Die Bundesligisten sollen künftig nur noch einen festgelegten Teil ihres Budgets in Transferaktivitäten stecken. Die Deutsche Fußball-Liga (DFL) plant weiter einen so genannten Feuerwehrfonds.

DFL plant Obergrenze für Transfer-Ausgaben

23. Juli 2003, 12:46 Uhr

Die Bundesligisten sollen künftig nur noch einen festgelegten Teil ihres Budgets in Transferaktivitäten stecken. Die Deutsche Fußball-Liga (DFL) plant weiter einen so genannten Feuerwehrfonds.

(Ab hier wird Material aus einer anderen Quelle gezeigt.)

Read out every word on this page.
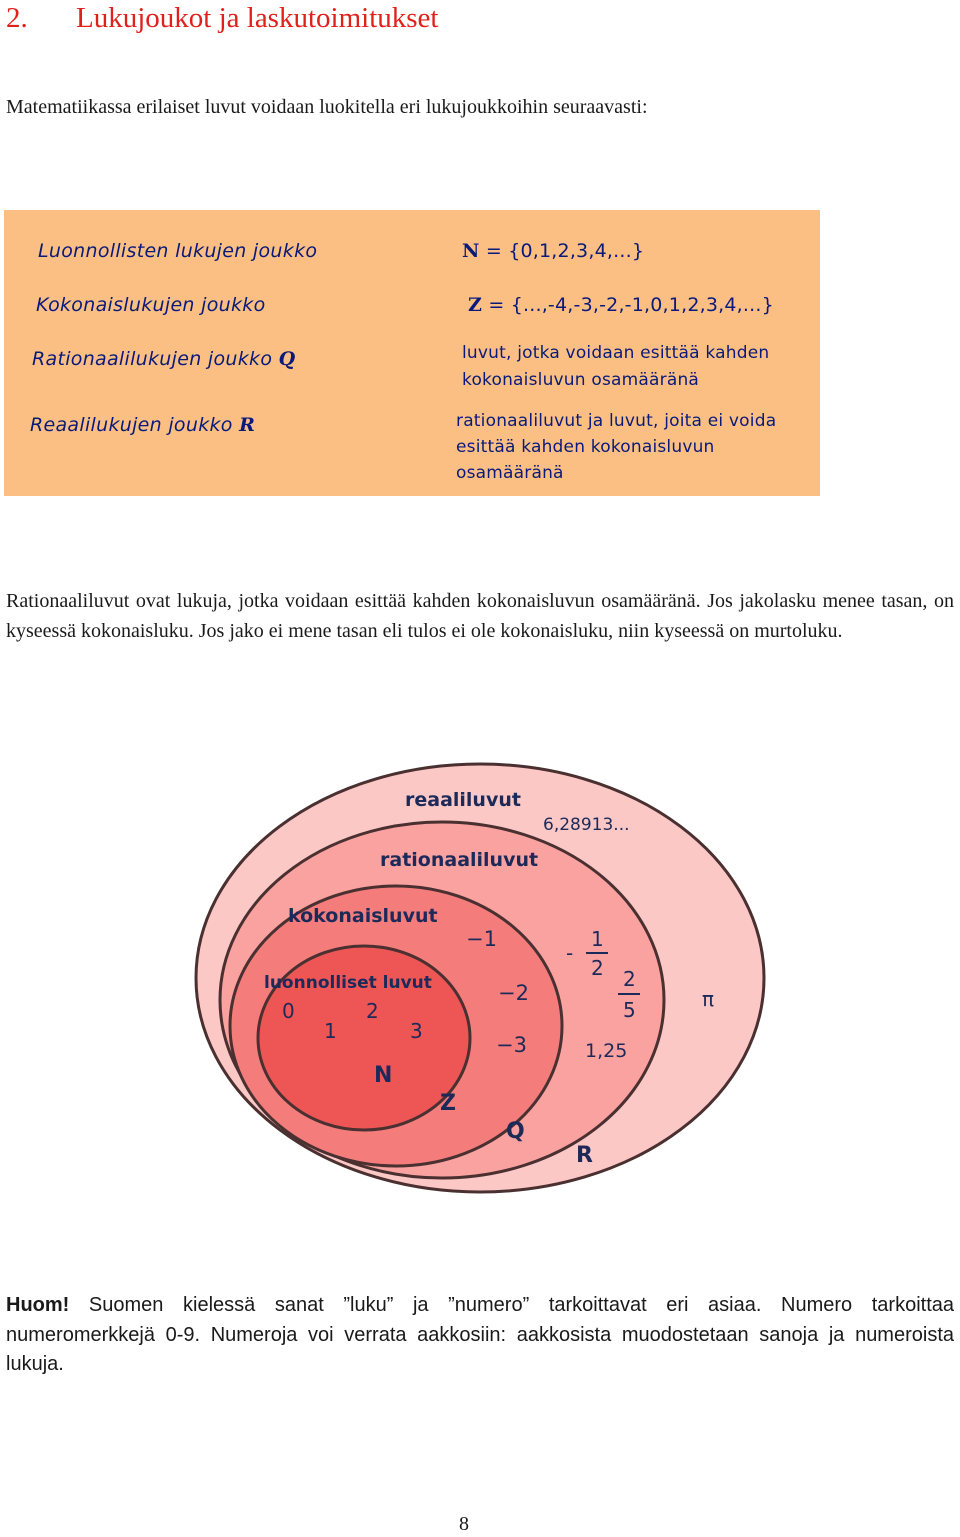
2. Lukujoukot ja laskutoimitukset
Matematiikassa erilaiset luvut voidaan luokitella eri lukujoukkoihin seuraavasti:
Luonnollisten lukujen joukko
Kokonaislukujen joukko
Rationaalilukujen joukko Q
Reaalilukujen joukko R
N = {0,1,2,3,4,...}
Z = {...,-4,-3,-2,-1,0,1,2,3,4,...}
luvut, jotka voidaan esittää kahden
kokonaisluvun osamääränä
rationaaliluvut ja luvut, joita ei voida
esittää kahden kokonaisluvun
osamääränä
Rationaaliluvut ovat lukuja, jotka voidaan esittää kahden kokonaisluvun osamääränä. Jos jakolasku menee tasan, on kyseessä kokonaisluku. Jos jako ei mene tasan eli tulos ei ole kokonaisluku, niin kyseessä on murtoluku.
reaaliluvut
6,28913...
rationaaliluvut
kokonaisluvut
luonnolliset luvut
0	2
1	3
N
−1
−2
−3
Z
-
1
2 2
5
1,25
Q
π
R
Huom! Suomen kielessä sanat ”luku” ja ”numero” tarkoittavat eri asiaa. Numero tarkoittaa numeromerkkejä 0-9. Numeroja voi verrata aakkosiin: aakkosista muodostetaan sanoja ja numeroista lukuja.
8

Die wirtschaftlichen Schwierigkeiten der meisten Bundesliga-Klubs rufen nun die Deutsche Fußball-Liga (DFL) auf den Plan. Mit radikalen Neuerungen will die DFL offenbar die Vereine der Eliteliga künftig vor dem finanziellen Kollaps bewahren. Nach einem Bericht in der neuen Ausgabe des Wirtschaftsmagazins "Capital" sollen die 18 Erstligisten demnach nur noch einen festgelegten Teil ihres Budgets für Spielergehälter investieren. Klubs, die die Obergrenzen überschreiten, sollen nach Aussage von Bayer Leverkusens Geschäftsführer Finanzen, Wolfgang Holzhäuser, Millionen in einen so genannten Feuerwehrfonds der DFL zahlen.

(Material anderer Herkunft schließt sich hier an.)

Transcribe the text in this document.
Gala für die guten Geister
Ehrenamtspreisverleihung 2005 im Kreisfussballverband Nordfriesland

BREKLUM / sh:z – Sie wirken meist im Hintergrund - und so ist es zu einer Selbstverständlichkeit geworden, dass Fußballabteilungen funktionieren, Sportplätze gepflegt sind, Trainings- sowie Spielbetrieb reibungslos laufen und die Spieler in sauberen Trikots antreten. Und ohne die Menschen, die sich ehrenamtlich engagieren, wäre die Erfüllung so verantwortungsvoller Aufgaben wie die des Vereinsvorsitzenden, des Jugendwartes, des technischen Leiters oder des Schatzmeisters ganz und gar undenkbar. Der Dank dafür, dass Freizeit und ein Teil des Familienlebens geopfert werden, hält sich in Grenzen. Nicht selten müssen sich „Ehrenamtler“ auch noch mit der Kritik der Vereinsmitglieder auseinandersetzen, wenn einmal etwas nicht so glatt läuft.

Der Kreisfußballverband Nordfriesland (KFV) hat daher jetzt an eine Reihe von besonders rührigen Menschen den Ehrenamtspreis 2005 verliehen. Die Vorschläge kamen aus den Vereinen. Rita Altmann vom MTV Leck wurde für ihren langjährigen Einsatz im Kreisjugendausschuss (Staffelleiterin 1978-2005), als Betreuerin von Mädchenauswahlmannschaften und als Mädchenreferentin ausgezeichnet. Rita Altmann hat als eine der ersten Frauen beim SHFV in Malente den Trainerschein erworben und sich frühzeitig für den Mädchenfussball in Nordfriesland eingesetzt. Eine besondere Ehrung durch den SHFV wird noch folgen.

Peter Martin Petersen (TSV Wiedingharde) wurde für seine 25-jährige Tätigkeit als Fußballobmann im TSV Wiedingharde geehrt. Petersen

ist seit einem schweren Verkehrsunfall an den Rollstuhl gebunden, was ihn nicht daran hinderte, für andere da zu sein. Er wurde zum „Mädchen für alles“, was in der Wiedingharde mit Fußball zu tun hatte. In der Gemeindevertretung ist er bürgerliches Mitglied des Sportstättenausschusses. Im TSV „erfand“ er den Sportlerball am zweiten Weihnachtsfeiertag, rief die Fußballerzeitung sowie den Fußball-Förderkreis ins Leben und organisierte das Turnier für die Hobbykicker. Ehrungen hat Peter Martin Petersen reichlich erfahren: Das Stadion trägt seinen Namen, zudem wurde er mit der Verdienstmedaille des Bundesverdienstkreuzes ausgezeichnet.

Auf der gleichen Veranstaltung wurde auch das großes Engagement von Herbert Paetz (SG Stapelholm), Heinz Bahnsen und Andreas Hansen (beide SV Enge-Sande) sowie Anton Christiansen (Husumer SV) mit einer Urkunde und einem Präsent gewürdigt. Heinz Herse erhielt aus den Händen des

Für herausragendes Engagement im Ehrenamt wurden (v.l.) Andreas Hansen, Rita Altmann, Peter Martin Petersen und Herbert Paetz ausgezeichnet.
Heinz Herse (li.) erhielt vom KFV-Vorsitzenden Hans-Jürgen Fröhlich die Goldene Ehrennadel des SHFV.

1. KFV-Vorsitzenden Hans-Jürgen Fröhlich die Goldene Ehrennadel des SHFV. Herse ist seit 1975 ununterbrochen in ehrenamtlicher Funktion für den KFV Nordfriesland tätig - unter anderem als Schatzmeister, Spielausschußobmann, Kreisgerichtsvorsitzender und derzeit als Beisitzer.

Hoeneß über DFL-Vorschlag erzürnt

Bei Bayern Münchens Manager Uli Hoeneß stoßen die Vorschläge allerdings auf wenig Gegenliebe. "Ich habe keine Lust, mit unserem hart verdienten Geld andere Vereine über Wasser zu halten. Wenn die sorglos wirtschaften, weil sie Hilfstöpfe anzapfen dürfen, wäre das der größte Fehler. Wenn wir alles umverteilen, sind wir wieder beim Kommunismus", erzürnte sich Hoeneß.

Zudem sollen die Klubs nach Vorstellung des DFL-Arbeitskreises Finanzen für ihre wirtschaftlichen Rahmendaten einen Drei-Jahres-Plan erstellen. Ein Frühwarnsystem soll Risiken in den Bilanzen rechtzeitig aufdecken. "Nicht einmal die DFL hat zeitnah einen Überblick über die aktuellen Zahlen", sagte Holzhäuser.

Die Mitglieder des DFL-Arbeitskreises diskutieren angeblich auch über eine Neuverteilung der TV-Einnahmen. Im Sommer 2004 läuft das bisherige System aus. Die Anteile der finanziell schwächeren Klubs könnten dann deutlich höher ausfallen. Wirtschaftlich schwächere Klubs erhalten derzeit knapp zehn Millionen Euro aus den Fernsehtöpfen, Spitzenteams wie Branchenführer Bayern rund 15 Millionen Euro.